Ursprünglich gepostet am: 29. November 2015 auf filmosophie.com

Es ist die auf einer wahren Begebenheit beruhenden Geschichte von Lili Wegener (Eddie Redmayne), die als Mann Einar mit Ehefrau Gerda (Alicia Vikander) ein bewegtes Künstlerleben im Kopenhagen der zwanziger Jahre lebt. Als die anfangs noch erfolglose Malerin Gerda sie schließlich bittet, als weibliches Modell zu posieren, erfahren die daraus resultierenden Portraits einen ungemeinen Anklang. Es scheint, als ob Gerda endlich die Muse gefunden hat, die sie zu ihrer wahren Meisterleistung inspiriert. Währenddessen entwickelt Lili eine ganz eigene Liebe, zu dieser anderen, neuen Seite an sich. Die Liebe zu Lili Elbe, die Frau, als die sie leben möchte. Immer mehr wächst in Lili der unbändige Wunsch heran, vollständig und damit auch körperlich künftig als Frau zu leben… Doch was bedeutet dieser Schritt für ihr gemeinsames Leben, ihre Sehnsüchte und somit auch für ihre Ehe?

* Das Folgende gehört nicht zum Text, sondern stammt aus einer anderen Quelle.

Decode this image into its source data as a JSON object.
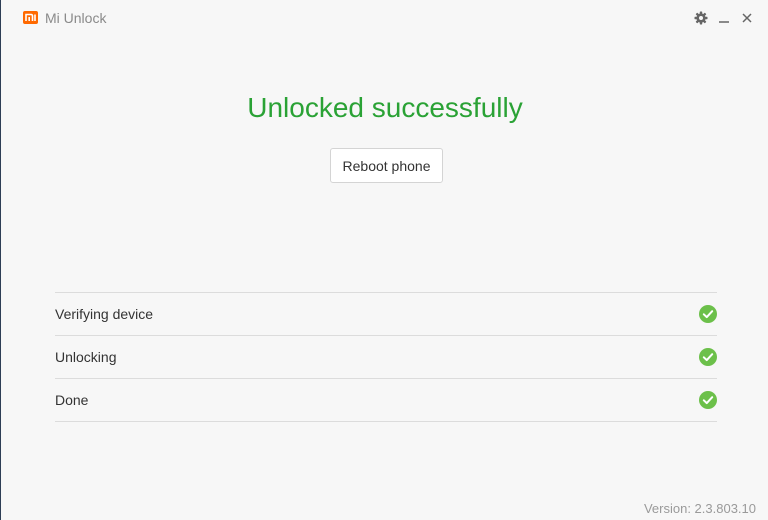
{
  "app": {
    "title": "Mi Unlock",
    "logo_text": "MI",
    "brand_color": "#ff6900"
  },
  "window_controls": {
    "settings_icon": "gear-icon",
    "minimize_icon": "minimize-icon",
    "close_icon": "close-icon"
  },
  "main": {
    "headline": "Unlocked successfully",
    "headline_color": "#2aa235",
    "reboot_button": "Reboot phone"
  },
  "steps": [
    {
      "label": "Verifying device",
      "status": "done",
      "icon": "check-circle-icon"
    },
    {
      "label": "Unlocking",
      "status": "done",
      "icon": "check-circle-icon"
    },
    {
      "label": "Done",
      "status": "done",
      "icon": "check-circle-icon"
    }
  ],
  "status_color": "#6cc04a",
  "footer": {
    "version": "Version: 2.3.803.10"
  }
}
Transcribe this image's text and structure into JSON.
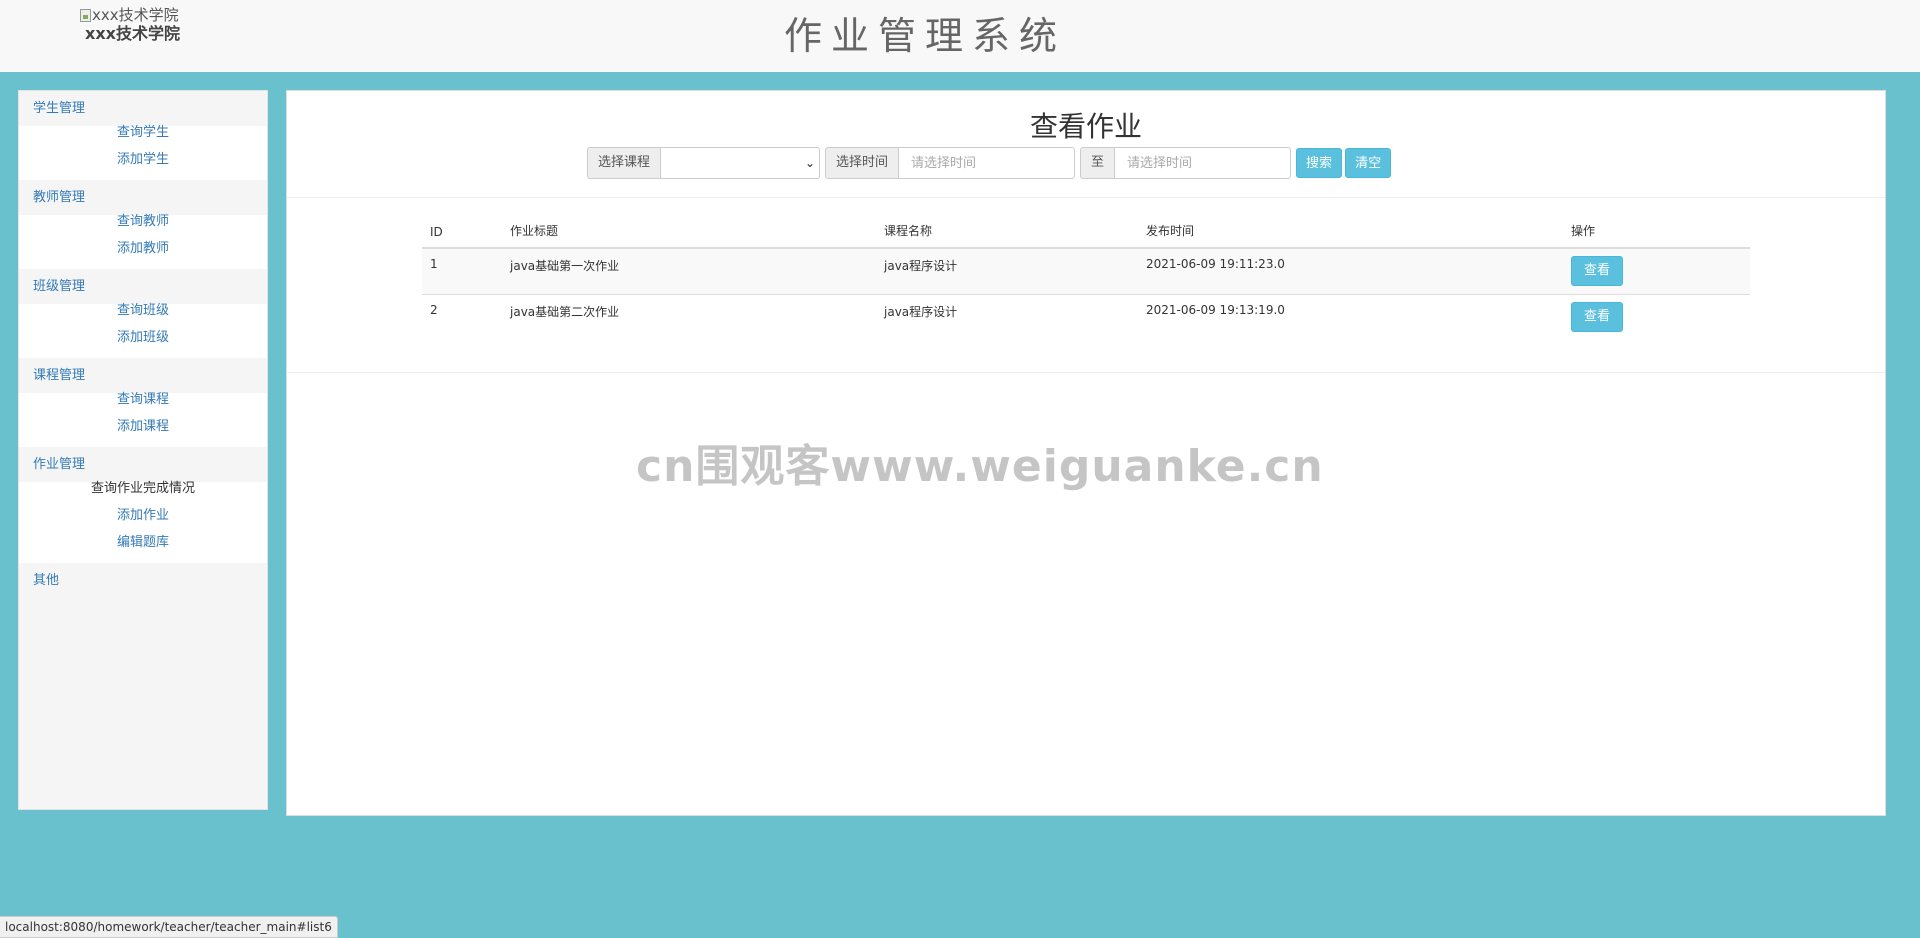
{
  "header": {
    "logo_alt": "xxx技术学院",
    "logo_text": "xxx技术学院",
    "system_title": "作业管理系统"
  },
  "sidebar": {
    "groups": [
      {
        "title": "学生管理",
        "items": [
          "查询学生",
          "添加学生"
        ]
      },
      {
        "title": "教师管理",
        "items": [
          "查询教师",
          "添加教师"
        ]
      },
      {
        "title": "班级管理",
        "items": [
          "查询班级",
          "添加班级"
        ]
      },
      {
        "title": "课程管理",
        "items": [
          "查询课程",
          "添加课程"
        ]
      },
      {
        "title": "作业管理",
        "items": [
          "查询作业完成情况",
          "添加作业",
          "编辑题库"
        ]
      },
      {
        "title": "其他",
        "items": []
      }
    ]
  },
  "main": {
    "title": "查看作业",
    "search": {
      "course_label": "选择课程",
      "course_value": "",
      "time_label": "选择时间",
      "time_start_placeholder": "请选择时间",
      "to_label": "至",
      "time_end_placeholder": "请选择时间",
      "search_button": "搜索",
      "clear_button": "清空"
    },
    "table": {
      "headers": [
        "ID",
        "作业标题",
        "课程名称",
        "发布时间",
        "操作"
      ],
      "rows": [
        {
          "id": "1",
          "title": "java基础第一次作业",
          "course": "java程序设计",
          "time": "2021-06-09 19:11:23.0",
          "action": "查看"
        },
        {
          "id": "2",
          "title": "java基础第二次作业",
          "course": "java程序设计",
          "time": "2021-06-09 19:13:19.0",
          "action": "查看"
        }
      ]
    }
  },
  "watermark": "cn围观客www.weiguanke.cn",
  "status_url": "localhost:8080/homework/teacher/teacher_main#list6",
  "colors": {
    "background": "#68c1cc",
    "link": "#337ab7",
    "info_button": "#5bc0de"
  }
}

Es ist selten, dass ein Film die sonst eher unterkühlte Kritikerzunft zu Tränen rührt und man in der Pressevervorführung immer wieder das Rascheln der Taschentücher hört. Und auch nicht zu Unrecht honorierten die Zuschauer in Venedig den Film von Hooper mit minutenlangen Standing Ovations, der auch als ein heißer Oscarkandidat gehandelt wird.

Wie auch schon in The King’s Speech (2010) und – auch trotz der opulenteren Ausstattung – Les Misérables (2012), knüpft Tom Hooper an seine Tradition der kammerspielartigen Historienfilme an. Es ist gerade diese Art der Inszenierung, die es erlaubt den Figuren und Geschichten ganz nah zu sein. Und so verzichtet auch The Danish Girl zum größten Teil auf Panoramaaufnahmen und Massenszenen.

Dass Hooper sein Handwerk versteht, zeigt der Film mehr als eindeutig, doch das eigentliche Highlight des Film ist brilliante, oder wie es Matthias Greuling von der Wiener Zeitung fomuliert hat, glühende Darstellung von Eddie Redmayne von Einar Wegener bzw. Lili Elbe – der nach Les Misérables hier wieder mit Hooper zusammenarbeitet. Spätestens seit seiner Darstellung von Stephen Hawking in The Theory of Everything (2014), ist klar, dass Redmayne nicht nur ein heißer Oscarkandidat ist, sondern auch ein Schauspieler, der voll und ganz in seine Rollen eintaucht. So auch in The Danish Girl, mit einer schauspielerischen Leistung die unter die Haut geht.
Klar, dem Sujet, der Interpretation der Weiblichkeit, kommt natürlich die dünne, wenn nicht sogar grazile Statur von Redmayne zu Gute. Doch Redmayne schafft es gleich von Beginn an die verborgene Begierde die in Einar Wegener wohnt auf das Beste darzustellen. So wird dem Zuschauer schon seit der ersten Minute klar, als Einar unbewusst aber nicht weniger sinnlich mit der Hand über die Frauenkleidung in einem Kopenhagener Theater streicht, dass in dieser Person eine versteckte Begierde steckt, die er noch nicht entdeckt hat. So versprüht die Interpretation von Redmayne, gepaart mit der Schauspielführung von Hooper und der gekonnten Kameraarbeit von Danny Cohen, in jeder Einstellung einen unwiderstehlichen Reiz des verbotenen und des unterdrückt sexuellen, das mit jeder Filmminute mehr an die Oberfläche kommt. Das reicht vom Glitzern in den Augen bis hin zum Überziehen der Strumpfhosen, die sinnlich über die blassen Beine von Einar Wegener gezogen werden.
Es ist dieser Inszenierung und der Dramaturgie zu verdanken, dass der Zuschauer von Beginn an in die Entwicklung, oder besser in die Verwandlung der Hauptfigur hineingezogen wird und somit die Höhen und vor allem Tiefen erlebt.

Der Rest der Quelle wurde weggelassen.